---
name: video-voiceover
user-invocable: false
description: >
 Synthesize Chinese narration audio (TTS voiceover) from a timestamped narration.json.
 Use to turn a written narration script into per-segment speech audio, with MiMo TTS
 (mimo-v2.5-tts), dynamic speed fitting, and loudness handling. Part of the video-recap bundle:
 consumes narration.json (or narration_mapped.json), produces tts_segments + tts_meta.json.
 触发词: 配音, 语音合成, TTS, 解说配音, voiceover, text to speech, 旁白配音.
---

## What this does

Reads a timestamped narration script and synthesizes one audio clip per segment, fitting speech
to each segment's time slot (dynamic rate), then records placement metadata.
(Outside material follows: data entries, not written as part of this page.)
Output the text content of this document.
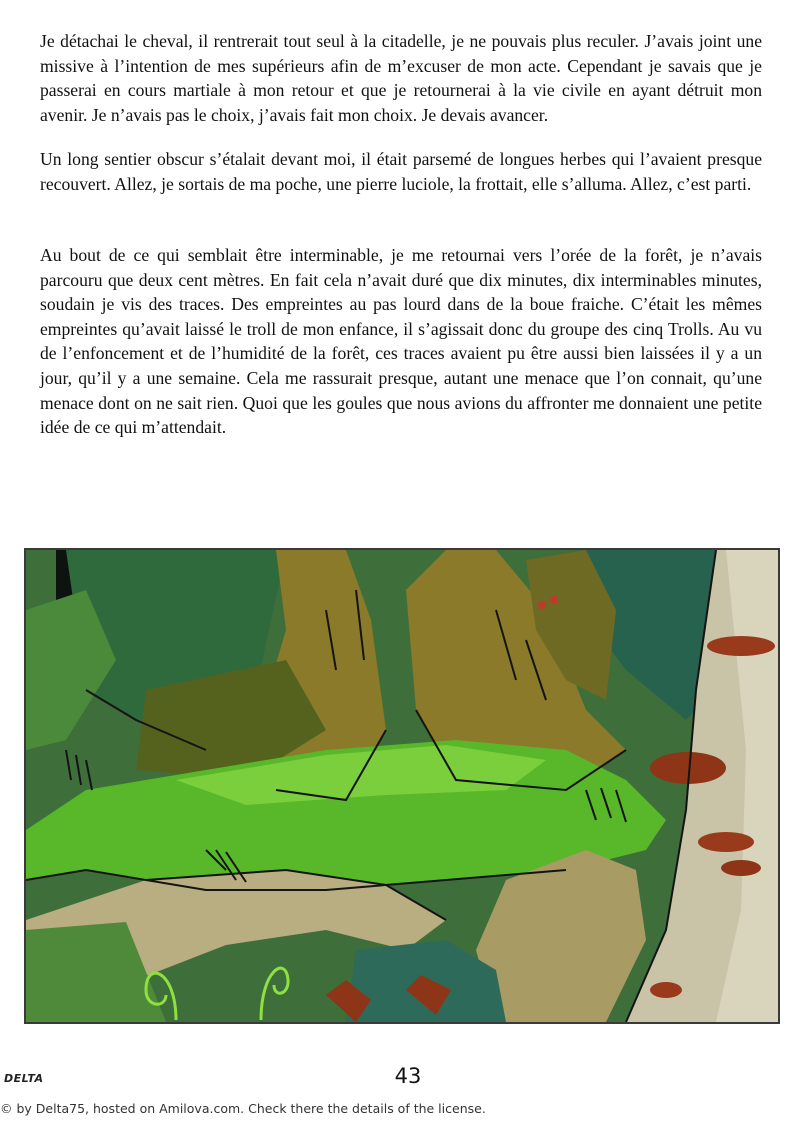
Je détachai le cheval, il rentrerait tout seul à la citadelle, je ne pouvais plus reculer. J’avais joint une missive à l’intention de mes supérieurs afin de m’excuser de mon acte. Cependant je savais que je passerai en cours martiale à mon retour et que je retournerai à la vie civile en ayant détruit mon avenir. Je n’avais pas le choix, j’avais fait mon choix. Je devais avancer.

Un long sentier obscur s’étalait devant moi, il était parsemé de longues herbes qui l’avaient presque recouvert. Allez, je sortais de ma poche, une pierre luciole, la frottait, elle s’alluma. Allez, c’est parti.

Au bout de ce qui semblait être interminable, je me retournai vers l’orée de la forêt, je n’avais parcouru que deux cent mètres. En fait cela n’avait duré que dix minutes, dix interminables minutes, soudain je vis des traces. Des empreintes au pas lourd dans de la boue fraiche. C’était les mêmes empreintes qu’avait laissé le troll de mon enfance, il s’agissait donc du groupe des cinq Trolls. Au vu de l’enfoncement et de l’humidité de la forêt, ces traces avaient pu être aussi bien laissées il y a un jour, qu’il y a une semaine. Cela me rassurait presque, autant une menace que l’on connait, qu’une menace dont on ne sait rien. Quoi que les goules que nous avions du affronter me donnaient une petite idée de ce qui m’attendait.

DELTA	43
© by Delta75, hosted on Amilova.com. Check there the details of the license.
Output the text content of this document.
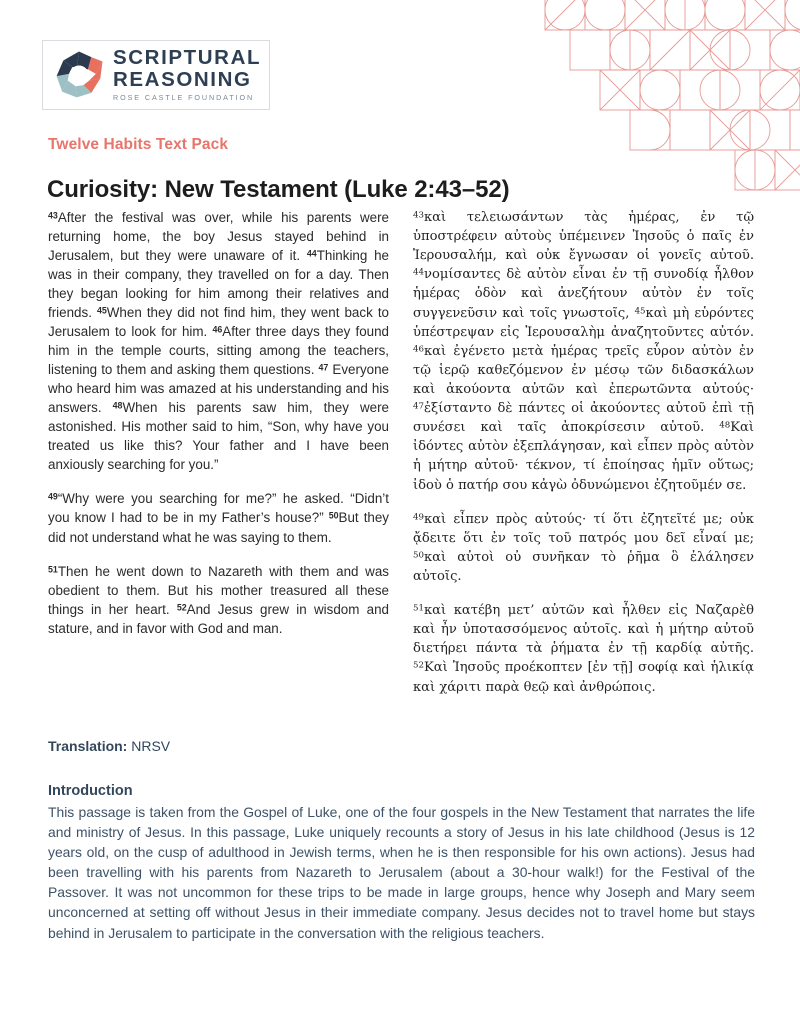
SCRIPTURAL
REASONING
ROSE CASTLE FOUNDATION
Twelve Habits Text Pack
Curiosity: New Testament (Luke 2:43–52)

$^{43}$After the festival was over, while his parents were returning home, the boy Jesus stayed behind in Jerusalem, but they were unaware of it. $^{44}$Thinking he was in their company, they travelled on for a day. Then they began looking for him among their relatives and friends. $^{45}$When they did not find him, they went back to Jerusalem to look for him. $^{46}$After three days they found him in the temple courts, sitting among the teachers, listening to them and asking them questions. $^{47}$ Everyone who heard him was amazed at his understanding and his answers. $^{48}$When his parents saw him, they were astonished. His mother said to him, “Son, why have you treated us like this? Your father and I have been anxiously searching for you.”

$^{49}$“Why were you searching for me?” he asked. “Didn’t you know I had to be in my Father’s house?” $^{50}$But they did not understand what he was saying to them.

$^{51}$Then he went down to Nazareth with them and was obedient to them. But his mother treasured all these things in her heart. $^{52}$And Jesus grew in wisdom and stature, and in favor with God and man.

$^{43}$καὶ τελειωσάντων τὰς ἡμέρας, ἐν τῷ ὑποστρέφειν αὐτοὺς ὑπέμεινεν Ἰησοῦς ὁ παῖς ἐν Ἰερουσαλήμ, καὶ οὐκ ἔγνωσαν οἱ γονεῖς αὐτοῦ. $^{44}$νομίσαντες δὲ αὐτὸν εἶναι ἐν τῇ συνοδίᾳ ἦλθον ἡμέρας ὁδὸν καὶ ἀνεζήτουν αὐτὸν ἐν τοῖς συγγενεῦσιν καὶ τοῖς γνωστοῖς, $^{45}$καὶ μὴ εὑρόντες ὑπέστρεψαν εἰς Ἰερουσαλὴμ ἀναζητοῦντες αὐτόν. $^{46}$καὶ ἐγένετο μετὰ ἡμέρας τρεῖς εὗρον αὐτὸν ἐν τῷ ἱερῷ καθεζόμενον ἐν μέσῳ τῶν διδασκάλων καὶ ἀκούοντα αὐτῶν καὶ ἐπερωτῶντα αὐτούς· $^{47}$ἐξίσταντο δὲ πάντες οἱ ἀκούοντες αὐτοῦ ἐπὶ τῇ συνέσει καὶ ταῖς ἀποκρίσεσιν αὐτοῦ. $^{48}$Καὶ ἰδόντες αὐτὸν ἐξεπλάγησαν, καὶ εἶπεν πρὸς αὐτὸν ἡ μήτηρ αὐτοῦ· τέκνον, τί ἐποίησας ἡμῖν οὕτως; ἰδοὺ ὁ πατήρ σου κἀγὼ ὀδυνώμενοι ἐζητοῦμέν σε.

$^{49}$καὶ εἶπεν πρὸς αὐτούς· τί ὅτι ἐζητεῖτέ με; οὐκ ᾄδειτε ὅτι ἐν τοῖς τοῦ πατρός μου δεῖ εἶναί με; $^{50}$καὶ αὐτοὶ οὐ συνῆκαν τὸ ῥῆμα ὃ ἐλάλησεν αὐτοῖς.

$^{51}$καὶ κατέβη μετ’ αὐτῶν καὶ ἦλθεν εἰς Ναζαρὲθ καὶ ἦν ὑποτασσόμενος αὐτοῖς. καὶ ἡ μήτηρ αὐτοῦ διετήρει πάντα τὰ ῥήματα ἐν τῇ καρδίᾳ αὐτῆς. $^{52}$Καὶ Ἰησοῦς προέκοπτεν [ἐν τῇ] σοφίᾳ καὶ ἡλικίᾳ καὶ χάριτι παρὰ θεῷ καὶ ἀνθρώποις.

Translation: NRSV
Introduction

This passage is taken from the Gospel of Luke, one of the four gospels in the New Testament that narrates the life and ministry of Jesus. In this passage, Luke uniquely recounts a story of Jesus in his late childhood (Jesus is 12 years old, on the cusp of adulthood in Jewish terms, when he is then responsible for his own actions). Jesus had been travelling with his parents from Nazareth to Jerusalem (about a 30-hour walk!) for the Festival of the Passover. It was not uncommon for these trips to be made in large groups, hence why Joseph and Mary seem unconcerned at setting off without Jesus in their immediate company. Jesus decides not to travel home but stays behind in Jerusalem to participate in the conversation with the religious teachers.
The only engine is
MiMo TTS (`mimo-v2.5-tts`).

## Requirements

```bash
export MIMO_API_KEY=***         # MiMo TTS (or a TTS-specific MIMO_TTS_API_KEY)
```

## Input contract

`work_dir/narration.json` (or `work_dir/narration_mapped.json` in cut mode) — segments with
`start` / `end` / `narration` (+ optional `pause_after_ms`, `overlaps_speech`). Times are the
**output-timeline** seconds the audio will be placed at.

## Run

```bash
python3 scripts/voiceover.py --work-dir <work_dir> [--mimo-voice 冰糖]
```

(Defaults to `narration_mapped.json` if present, else `narration.json`.)

## Output contract

- `tts_segments/*.wav` — one synthesized clip per narration segment.
- `tts_meta.json` — `{segments: [...], engine, narration}` where each segment carries its
  `audio_path`, timing, `pause_after_ms`, and placement fields consumed by **video-assemble**.

## Notes
- To re-voice after editing narration, delete `tts_segments/` + `tts_meta.json` and rerun.
- `TTS_WORKERS`, `TTS_TIMEOUT`, `TTS_RETRIES`, `ALLOW_PARTIAL_TTS` tune throughput/robustness.

## What this skill does NOT do
- Does NOT write or edit narration text.
- Does NOT mux, duck, or render subtitles — that is video-assemble.
- Does NOT analyze the video or choose timestamps — it voices the segments it is given.